The explosion at the Yantaya Mosque came as leading cleric Sani Yahaya of the Jama'atu Izalatul Bidia organization, which preaches peaceful co-existence of all religions, was addressing a crowd during the Muslim holy month of Ramadan, according to survivors who spoke on condition of anonymity for fear of reprisals.

Another bomb exploded at Shagalinku, a restaurant patronized by state governors and other elite politicians seeking specialties from Nigeria's mainly Muslim north.

Jos is a hotspot for violent religious confrontations, located in the centre of the country where Nigeria's majority Muslim north and mainly Christian south collide. The city has been targeted in the past by bomb blasts claimed by Boko Haram extremists that have killed hundreds of people.

Sunday's attacks are the latest in a string blamed on Boko Haram that have killed more than 200 people over the past week in northeast Nigeria.

The extremists returned Sunday to northeastern villages attacked three days earlier, killing nine villagers and burning down 32 churches and about 300 homes, said Stephen Apagu, chairman of a vigilante self-defence group in Borno state's Askira-Uba local government area.

He said the vigilantes killed three militants.

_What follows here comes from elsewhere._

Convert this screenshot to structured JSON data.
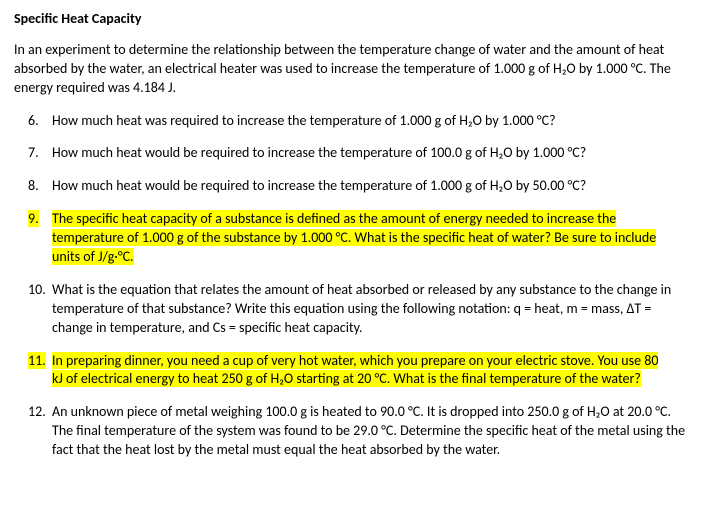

Boko Haram took over a large swath of northeastern Nigeria last year and stepped up cross-border raids. A multinational army from Nigeria and its neighbours forced the militants out of towns, but bombings and village attacks increased in recent weeks, apparently in response to an Islamic State group order for more mayhem during Ramadan. Boko Haram became the Islamic State group's West Africa franchise earlier this year.